One idea for solving cubic equations is as follows. Suppose we take an expression

\[ \sqrt[3]{A} + \sqrt[3]{B} \]and cube it. We obtain

\begin{align*} \left(\sqrt[3]{A} + \sqrt[3]{B}\right)^3 &= A + 3\left( \sqrt[3]{A} \right)^2 \sqrt[3]{B} + 3 \sqrt[3]{A} \left( \sqrt[3]{B} \right)^2 + B \\ &= A + B + 3 \sqrt[3]{AB} \left( \sqrt[3]{A} + \sqrt[3]{B} \right). \end{align*}This says that \(\sqrt[3]{A} + \sqrt[3]{B}\) is a solution of the equation

\[ x^3 = (A+B) + 3\sqrt[3]{AB} \; x. \]So, given a cubic equation \(x^3 +ax+b=0\), we can find a solution as follows:

- rewrite the equation in the form \(x^3 = p+qx\)
- find \(A\) and \(B\) so that \(A+B = p\) and \(3\sqrt[3]{AB} = q\)
- a solution is then \(\sqrt[3]{A} + \sqrt[3]{B}\).

#### Example

Find a solution to the equation \(x^3-18x-30 = 0\).

#### Solution

Rewriting the equation as \(x^3 = 30 + 18x\), we must find \(A\) and \(B\) such that \(A+B=30\) and \(3 \sqrt[3]{AB} = 18\), i.e., \(AB = 216\). Substituting \(B=\frac{216}{A}\) into \(A+B=30\) gives

\[ A + \frac{216}{A} = 30, \qquad \text{which is equivalent to} \quad A^2 - 30A + 216 = 0. \]This quadratic has solutions \(A=12,18\). So we obtain a solution \(A=12\), \(B=18\), and a solution to the original cubic is then

\[ x = \sqrt[3]{12} + \sqrt[3]{18}. \]We might note that this method only gives us one of the roots. However, at least in principle, knowing one root, we can factorise our cubic into linear and quadratic factors, and proceed. (In practice however, this method can lead to severe algebraic complications when there are three real roots, and complex numbers appear.)

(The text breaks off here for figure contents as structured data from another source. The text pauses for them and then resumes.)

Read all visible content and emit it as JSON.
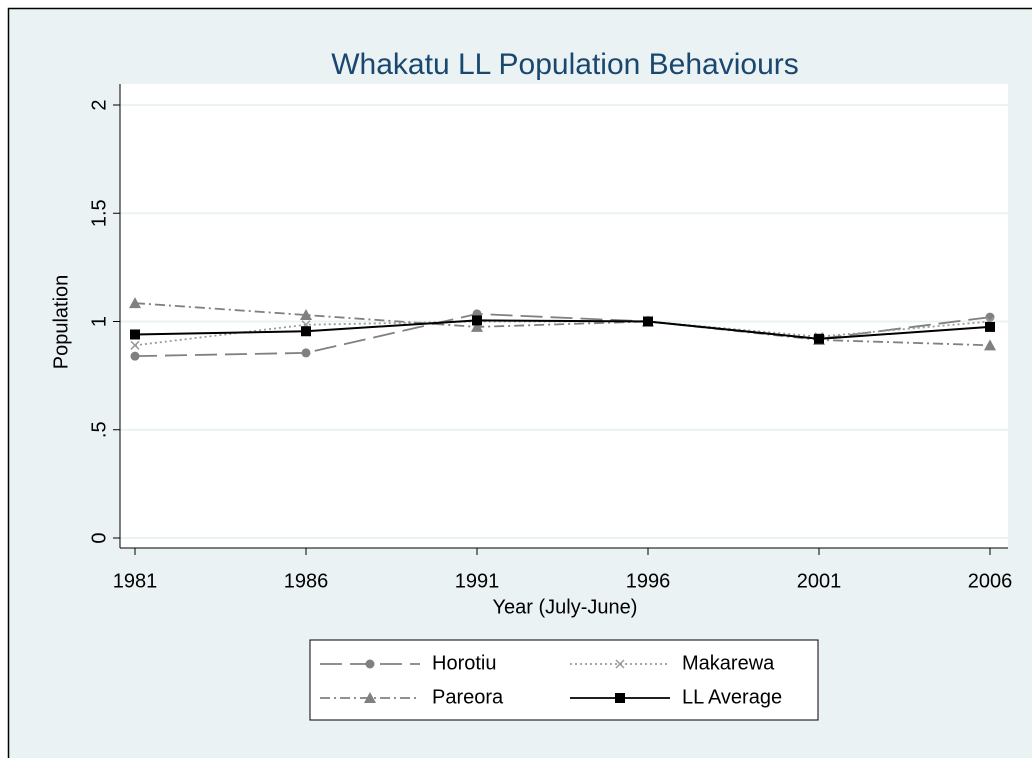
{
  "chart_data": {
    "type": "line",
    "title": "Whakatu LL Population Behaviours",
    "x_label": "Year (July-June)",
    "y_label": "Population",
    "x": [
      1981,
      1986,
      1991,
      1996,
      2001,
      2006
    ],
    "xlim": [
      1981,
      2006
    ],
    "xticks": [
      1981,
      1986,
      1991,
      1996,
      2001,
      2006
    ],
    "ylim": [
      0,
      2
    ],
    "yticks": [
      0,
      {
        "value": 0.5,
        "label": ".5"
      },
      1,
      1.5,
      2
    ],
    "grid": true,
    "series": [
      {
        "name": "Horotiu",
        "color": "#808080",
        "dash": "22 8",
        "marker": "circle",
        "values": [
          0.84,
          0.855,
          1.035,
          1.0,
          0.92,
          1.02
        ]
      },
      {
        "name": "Makarewa",
        "color": "#9a9a9a",
        "dash": "2 3",
        "marker": "x",
        "values": [
          0.89,
          0.985,
          1.0,
          1.0,
          0.93,
          1.0
        ]
      },
      {
        "name": "Pareora",
        "color": "#808080",
        "dash": "10 4 2 4",
        "marker": "triangle",
        "values": [
          1.085,
          1.03,
          0.975,
          1.0,
          0.915,
          0.89
        ]
      },
      {
        "name": "LL Average",
        "color": "#000000",
        "dash": "",
        "marker": "square",
        "values": [
          0.94,
          0.955,
          1.005,
          1.0,
          0.92,
          0.975
        ]
      }
    ]
  }
}
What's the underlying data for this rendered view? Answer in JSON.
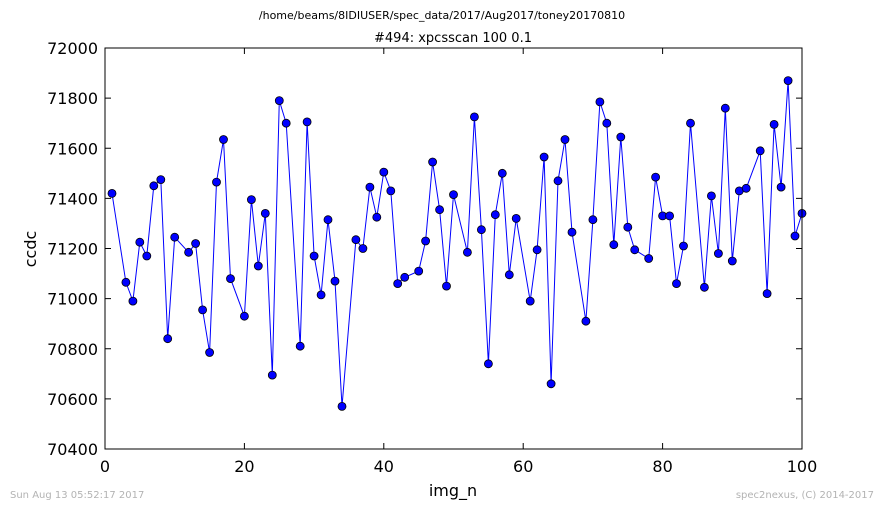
{
  "header": {
    "file_path": "/home/beams/8IDIUSER/spec_data/2017/Aug2017/toney20170810"
  },
  "footer": {
    "timestamp": "Sun Aug 13 05:52:17 2017",
    "credit": "spec2nexus, (C) 2014-2017"
  },
  "chart_data": {
    "type": "line",
    "title": "#494: xpcsscan 100 0.1",
    "xlabel": "img_n",
    "ylabel": "ccdc",
    "xlim": [
      0,
      100
    ],
    "ylim": [
      70400,
      72000
    ],
    "xticks": [
      0,
      20,
      40,
      60,
      80,
      100
    ],
    "yticks": [
      70400,
      70600,
      70800,
      71000,
      71200,
      71400,
      71600,
      71800,
      72000
    ],
    "line_color": "#0000ff",
    "marker_color": "#0000ff",
    "marker": "circle",
    "x": [
      1,
      3,
      4,
      5,
      6,
      7,
      8,
      9,
      10,
      12,
      13,
      14,
      15,
      16,
      17,
      18,
      20,
      21,
      22,
      23,
      24,
      25,
      26,
      28,
      29,
      30,
      31,
      32,
      33,
      34,
      36,
      37,
      38,
      39,
      40,
      41,
      42,
      43,
      45,
      46,
      47,
      48,
      49,
      50,
      52,
      53,
      54,
      55,
      56,
      57,
      58,
      59,
      61,
      62,
      63,
      64,
      65,
      66,
      67,
      69,
      70,
      71,
      72,
      73,
      74,
      75,
      76,
      78,
      79,
      80,
      81,
      82,
      83,
      84,
      86,
      87,
      88,
      89,
      90,
      91,
      92,
      94,
      95,
      96,
      97,
      98,
      99,
      100
    ],
    "y": [
      71420,
      71065,
      70990,
      71225,
      71170,
      71450,
      71475,
      70840,
      71245,
      71185,
      71220,
      70955,
      70785,
      71465,
      71635,
      71080,
      70930,
      71395,
      71130,
      71340,
      70695,
      71790,
      71700,
      70810,
      71705,
      71170,
      71015,
      71315,
      71070,
      70570,
      71235,
      71200,
      71445,
      71325,
      71505,
      71430,
      71060,
      71085,
      71110,
      71230,
      71545,
      71355,
      71050,
      71415,
      71185,
      71725,
      71275,
      70740,
      71335,
      71500,
      71095,
      71320,
      70990,
      71195,
      71565,
      70660,
      71470,
      71635,
      71265,
      70910,
      71315,
      71785,
      71700,
      71215,
      71645,
      71285,
      71195,
      71160,
      71485,
      71330,
      71330,
      71060,
      71210,
      71700,
      71045,
      71410,
      71180,
      71760,
      71150,
      71430,
      71440,
      71590,
      71020,
      71695,
      71445,
      71870,
      71250,
      71340
    ]
  }
}
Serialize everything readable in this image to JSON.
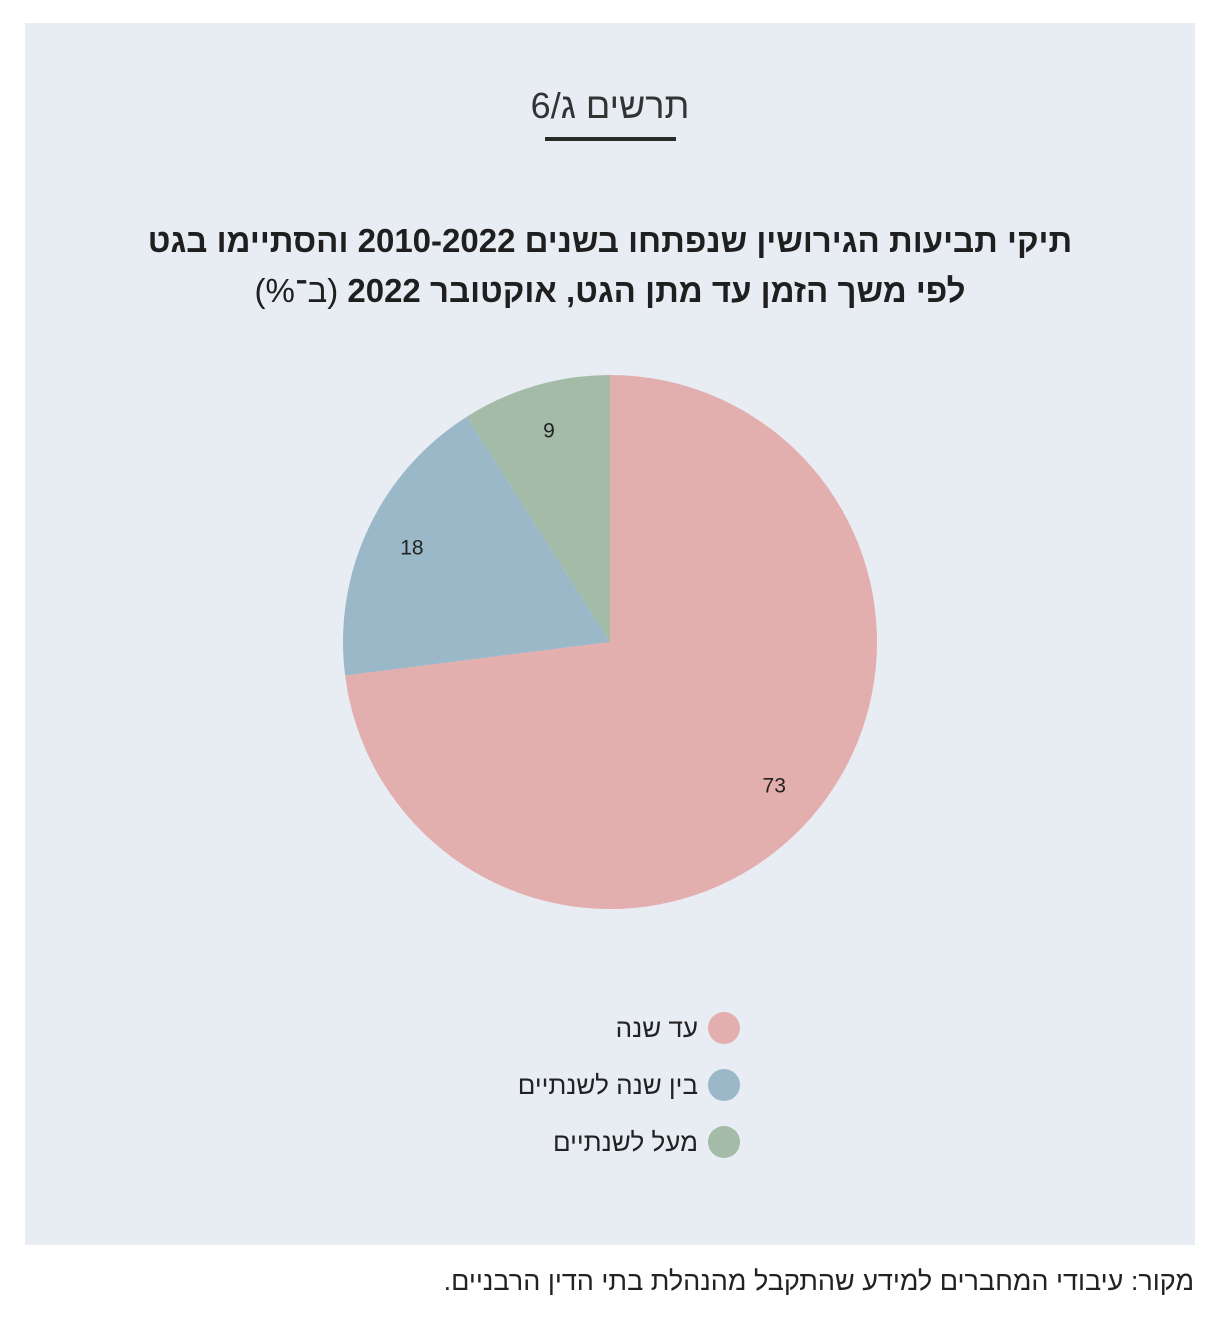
{
  "figure": {
    "label": "תרשים ג/6"
  },
  "source": {
    "text": "מקור: עיבודי המחברים למידע שהתקבל מהנהלת בתי הדין הרבניים."
  },
  "chart_data": {
    "type": "pie",
    "title_line1": "תיקי תביעות הגירושין שנפתחו בשנים 2010-2022 והסתיימו בגט",
    "title_line2": "לפי משך הזמן עד מתן הגט, אוקטובר 2022",
    "title_unit": "(ב־%)",
    "start": "top",
    "direction": "clockwise",
    "slices": [
      {
        "label": "עד שנה",
        "value": 73,
        "value_text": "73",
        "color": "#e3aeae"
      },
      {
        "label": "בין שנה לשנתיים",
        "value": 18,
        "value_text": "18",
        "color": "#9bb8c9"
      },
      {
        "label": "מעל לשנתיים",
        "value": 9,
        "value_text": "9",
        "color": "#a4bba8"
      }
    ],
    "legend_position": "bottom"
  }
}
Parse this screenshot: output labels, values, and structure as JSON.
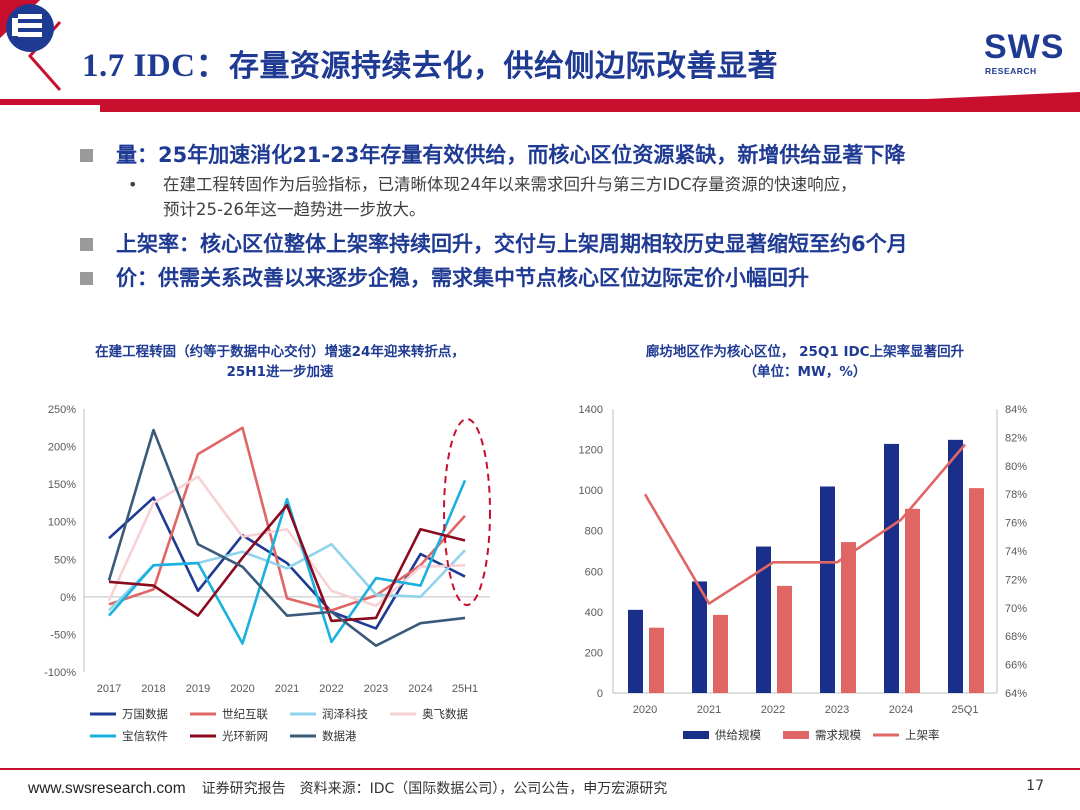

Unfortunately, the above method only works when the cubic equation has no \(x^2\) term. However, you can always make a substitution to get rid of the \(x^2\) term!

For instance, suppose we want to solve the cubic equation

\[ x^3 + 3x^2 - 15x - 47 = 0. \]Let \(z=x+1\); then the above equation can be written in terms of \(z\):

\[ (z-1)^3 + 3(z-1)^2 - 15(z-1) - 47 = z^3 - 18z - 30 = 0. \]So our equation reduces to the previous example. In general, given a cubic equation

\[ x^3 + ax^2 + bx + c = 0, \]letting

\[ z = x + \dfrac{a}{3} \]and rewriting in terms of \(z\), the quadratic term will vanish.

Historical note. A general method of solving cubic equations dates back to the work of Tartaglia and Cardano in the early 16th century. It's quite interesting that this work was done a century before Descartes introduced coordinate geometry!